OK students. Settle down. This is an important and historic lecture, so I need to concentrate. 

This column starts off the 26th year of authoring them. It’s also my first column written on a new desktop PC.

I forgot that last month was my 25th anniversary writing this column. My first column was published in November 1984. I wrote it on an Apple IIc personal computer. Back then, I faxed the manuscript to my editor and she had someone retype the copy. Shortly thereafter, the chief editor left for another job and was replaced by Mark Michelson. He has been my editor ever since. 

Those were the digital Dark Ages. It’s no wonder we now have so much unemployment. We no longer need people to re-enter all those key strokes. We thought 1984 was the Age of Enlightenment.

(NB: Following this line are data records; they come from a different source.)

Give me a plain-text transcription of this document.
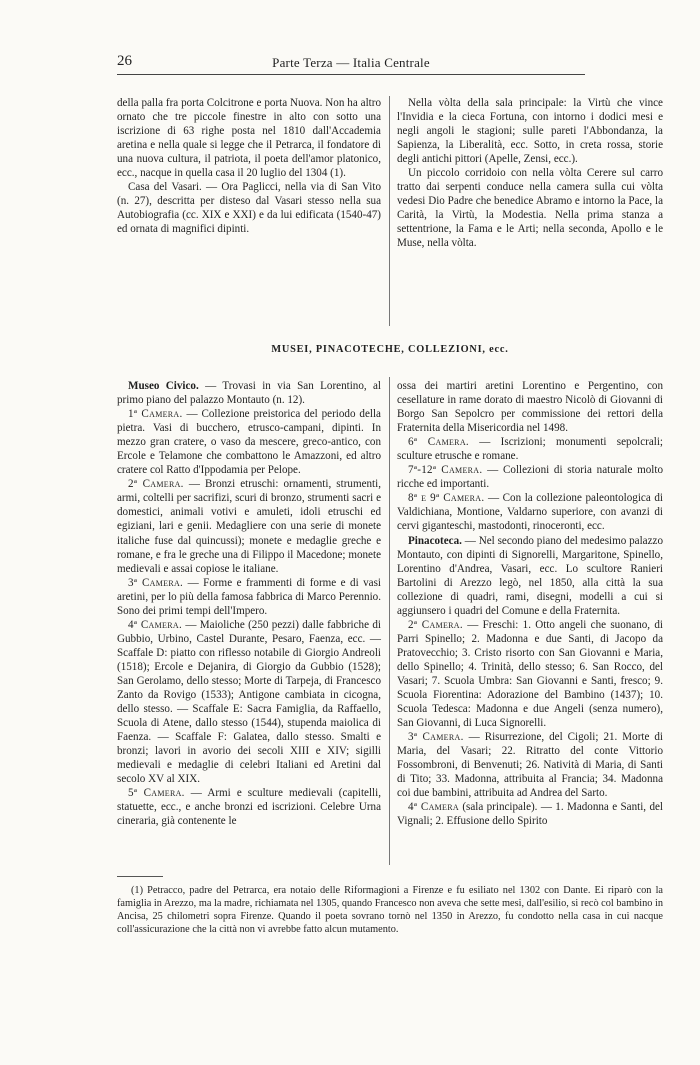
26	Parte Terza — Italia Centrale

della palla fra porta Colcitrone e porta Nuova. Non ha altro ornato che tre piccole finestre in alto con sotto una iscrizione di 63 righe posta nel 1810 dall'Accademia aretina e nella quale si legge che il Petrarca, il fondatore di una nuova cultura, il patriota, il poeta dell'amor platonico, ecc., nacque in quella casa il 20 luglio del 1304 (1).

Casa del Vasari. — Ora Paglicci, nella via di San Vito (n. 27), descritta per disteso dal Vasari stesso nella sua Autobiografia (cc. XIX e XXI) e da lui edificata (1540-47) ed ornata di magnifici dipinti.

Nella vòlta della sala principale: la Virtù che vince l'Invidia e la cieca Fortuna, con intorno i dodici mesi e negli angoli le stagioni; sulle pareti l'Abbondanza, la Sapienza, la Liberalità, ecc. Sotto, in creta rossa, storie degli antichi pittori (Apelle, Zensi, ecc.).

Un piccolo corridoio con nella vòlta Cerere sul carro tratto dai serpenti conduce nella camera sulla cui vòlta vedesi Dio Padre che benedice Abramo e intorno la Pace, la Carità, la Virtù, la Modestia. Nella prima stanza a settentrione, la Fama e le Arti; nella seconda, Apollo e le Muse, nella vòlta.

MUSEI, PINACOTECHE, COLLEZIONI, ecc.

Museo Civico. — Trovasi in via San Lorentino, al primo piano del palazzo Montauto (n. 12).

1ª Camera. — Collezione preistorica del periodo della pietra. Vasi di bucchero, etrusco-campani, dipinti. In mezzo gran cratere, o vaso da mescere, greco-antico, con Ercole e Telamone che combattono le Amazzoni, ed altro cratere col Ratto d'Ippodamia per Pelope.

2ª Camera. — Bronzi etruschi: ornamenti, strumenti, armi, coltelli per sacrifizi, scuri di bronzo, strumenti sacri e domestici, animali votivi e amuleti, idoli etruschi ed egiziani, lari e genii. Medagliere con una serie di monete italiche fuse dal quincussi); monete e medaglie greche e romane, e fra le greche una di Filippo il Macedone; monete medievali e assai copiose le italiane.

3ª Camera. — Forme e frammenti di forme e di vasi aretini, per lo più della famosa fabbrica di Marco Perennio. Sono dei primi tempi dell'Impero.

4ª Camera. — Maioliche (250 pezzi) dalle fabbriche di Gubbio, Urbino, Castel Durante, Pesaro, Faenza, ecc. — Scaffale D: piatto con riflesso notabile di Giorgio Andreoli (1518); Ercole e Dejanira, di Giorgio da Gubbio (1528); San Gerolamo, dello stesso; Morte di Tarpeja, di Francesco Zanto da Rovigo (1533); Antigone cambiata in cicogna, dello stesso. — Scaffale E: Sacra Famiglia, da Raffaello, Scuola di Atene, dallo stesso (1544), stupenda maiolica di Faenza. — Scaffale F: Galatea, dallo stesso. Smalti e bronzi; lavori in avorio dei secoli XIII e XIV; sigilli medievali e medaglie di celebri Italiani ed Aretini dal secolo XV al XIX.

5ª Camera. — Armi e sculture medievali (capitelli, statuette, ecc., e anche bronzi ed iscrizioni. Celebre Urna cineraria, già contenente le

ossa dei martiri aretini Lorentino e Pergentino, con cesellature in rame dorato di maestro Nicolò di Giovanni di Borgo San Sepolcro per commissione dei rettori della Fraternita della Misericordia nel 1498.

6ª Camera. — Iscrizioni; monumenti sepolcrali; sculture etrusche e romane.

7ª-12ª Camera. — Collezioni di storia naturale molto ricche ed importanti.

8ª e 9ª Camera. — Con la collezione paleontologica di Valdichiana, Montione, Valdarno superiore, con avanzi di cervi giganteschi, mastodonti, rinoceronti, ecc.

Pinacoteca. — Nel secondo piano del medesimo palazzo Montauto, con dipinti di Signorelli, Margaritone, Spinello, Lorentino d'Andrea, Vasari, ecc. Lo scultore Ranieri Bartolini di Arezzo legò, nel 1850, alla città la sua collezione di quadri, rami, disegni, modelli a cui si aggiunsero i quadri del Comune e della Fraternita.

2ª Camera. — Freschi: 1. Otto angeli che suonano, di Parri Spinello; 2. Madonna e due Santi, di Jacopo da Pratovecchio; 3. Cristo risorto con San Giovanni e Maria, dello Spinello; 4. Trinità, dello stesso; 6. San Rocco, del Vasari; 7. Scuola Umbra: San Giovanni e Santi, fresco; 9. Scuola Fiorentina: Adorazione del Bambino (1437); 10. Scuola Tedesca: Madonna e due Angeli (senza numero), San Giovanni, di Luca Signorelli.

3ª Camera. — Risurrezione, del Cigoli; 21. Morte di Maria, del Vasari; 22. Ritratto del conte Vittorio Fossombroni, di Benvenuti; 26. Natività di Maria, di Santi di Tito; 33. Madonna, attribuita al Francia; 34. Madonna coi due bambini, attribuita ad Andrea del Sarto.

4ª Camera (sala principale). — 1. Madonna e Santi, del Vignali; 2. Effusione dello Spirito

(1) Petracco, padre del Petrarca, era notaio delle Riformagioni a Firenze e fu esiliato nel 1302 con Dante. Ei riparò con la famiglia in Arezzo, ma la madre, richiamata nel 1305, quando Francesco non aveva che sette mesi, dall'esilio, si recò col bambino in Ancisa, 25 chilometri sopra Firenze. Quando il poeta sovrano tornò nel 1350 in Arezzo, fu condotto nella casa in cui nacque coll'assicurazione che la città non vi avrebbe fatto alcun mutamento.
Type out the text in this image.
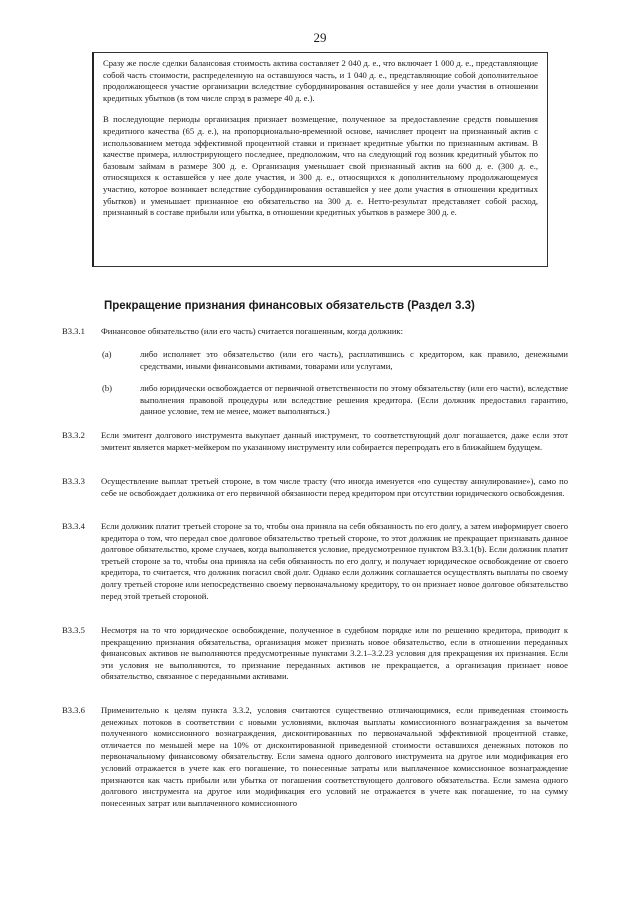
29

Сразу же после сделки балансовая стоимость актива составляет 2 040 д. е., что включает 1 000 д. е., представляющие собой часть стоимости, распределенную на оставшуюся часть, и 1 040 д. е., представляющие собой дополнительное продолжающееся участие организации вследствие субординирования оставшейся у нее доли участия в отношении кредитных убытков (в том числе спрэд в размере 40 д. е.).

В последующие периоды организация признает возмещение, полученное за предоставление средств повышения кредитного качества (65 д. е.), на пропорционально-временной основе, начисляет процент на признанный актив с использованием метода эффективной процентной ставки и признает кредитные убытки по признанным активам. В качестве примера, иллюстрирующего последнее, предположим, что на следующий год возник кредитный убыток по базовым займам в размере 300 д. е. Организация уменьшает свой признанный актив на 600 д. е. (300 д. е., относящихся к оставшейся у нее доле участия, и 300 д. е., относящихся к дополнительному продолжающемуся участию, которое возникает вследствие субординирования оставшейся у нее доли участия в отношении кредитных убытков) и уменьшает признанное ею обязательство на 300 д. е. Нетто-результат представляет собой расход, признанный в составе прибыли или убытка, в отношении кредитных убытков в размере 300 д. е.

Прекращение признания финансовых обязательств (Раздел 3.3)
B3.3.1	Финансовое обязательство (или его часть) считается погашенным, когда должник:
(a)	либо исполняет это обязательство (или его часть), расплатившись с кредитором, как правило, денежными средствами, иными финансовыми активами, товарами или услугами,
(b)	либо юридически освобождается от первичной ответственности по этому обязательству (или его части), вследствие выполнения правовой процедуры или вследствие решения кредитора. (Если должник предоставил гарантию, данное условие, тем не менее, может выполняться.)
B3.3.2	Если эмитент долгового инструмента выкупает данный инструмент, то соответствующий долг погашается, даже если этот эмитент является маркет-мейкером по указанному инструменту или собирается перепродать его в ближайшем будущем.
B3.3.3	Осуществление выплат третьей стороне, в том числе трасту (что иногда именуется «по существу аннулирование»), само по себе не освобождает должника от его первичной обязанности перед кредитором при отсутствии юридического освобождения.
B3.3.4	Если должник платит третьей стороне за то, чтобы она приняла на себя обязанность по его долгу, а затем информирует своего кредитора о том, что передал свое долговое обязательство третьей стороне, то этот должник не прекращает признавать данное долговое обязательство, кроме случаев, когда выполняется условие, предусмотренное пунктом B3.3.1(b). Если должник платит третьей стороне за то, чтобы она приняла на себя обязанность по его долгу, и получает юридическое освобождение от своего кредитора, то считается, что должник погасил свой долг. Однако если должник соглашается осуществлять выплаты по своему долгу третьей стороне или непосредственно своему первоначальному кредитору, то он признает новое долговое обязательство перед этой третьей стороной.
B3.3.5	Несмотря на то что юридическое освобождение, полученное в судебном порядке или по решению кредитора, приводит к прекращению признания обязательства, организация может признать новое обязательство, если в отношении переданных финансовых активов не выполняются предусмотренные пунктами 3.2.1–3.2.23 условия для прекращения их признания. Если эти условия не выполняются, то признание переданных активов не прекращается, а организация признает новое обязательство, связанное с переданными активами.
B3.3.6	Применительно к целям пункта 3.3.2, условия считаются существенно отличающимися, если приведенная стоимость денежных потоков в соответствии с новыми условиями, включая выплаты комиссионного вознаграждения за вычетом полученного комиссионного вознаграждения, дисконтированных по первоначальной эффективной процентной ставке, отличается по меньшей мере на 10% от дисконтированной приведенной стоимости оставшихся денежных потоков по первоначальному финансовому обязательству. Если замена одного долгового инструмента на другое или модификация его условий отражается в учете как его погашение, то понесенные затраты или выплаченное комиссионное вознаграждение признаются как часть прибыли или убытка от погашения соответствующего долгового обязательства. Если замена одного долгового инструмента на другое или модификация его условий не отражается в учете как погашение, то на сумму понесенных затрат или выплаченного комиссионного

I’m not enlightened. I wasn’t paying attention when I bought this new computer. I was excited by the promise of more memory and more speed.

When I unpacked the computer in my office, there was no CPU. The salesman must have forgotten to put it in my trunk. I rushed back to the store madder’n hell. I stormed into the store to complain that the salesman forgot the box containing the CPU. 

About six people were within earshot when I was informed that all the stuff formerly in the CPU is now contained behind the touchscreen, and that the various ports and drives are on the side of the screen. The people at the store are still laughing at the old man who is touchscreen-illiterate.

Yesterday’s Message

I don’t think I was illiterate when I wrote about marketing and a salesperson’s responsibility. I wrote that print salespeople had to be their own marketing departments because their companies were not providing marketing services. My premise was that selling is a function of marketing. I also asserted that for selling to function effectively, it should work in harmony with a great marketing program. 

Back then very few printing companies had a marketing program, so I was suggesting that the salesperson had to perform all of the other functions for marketing: planning, market research, public relations, sales promotion, publicity, advertising, pricing, etc.

When orchestrated correctly, all of these marketing activities make selling easy, or at least, easier. Not much has changed. Most printing companies still have no marketing programs. Many people in our industry still believe that selling and marketing are synonymous.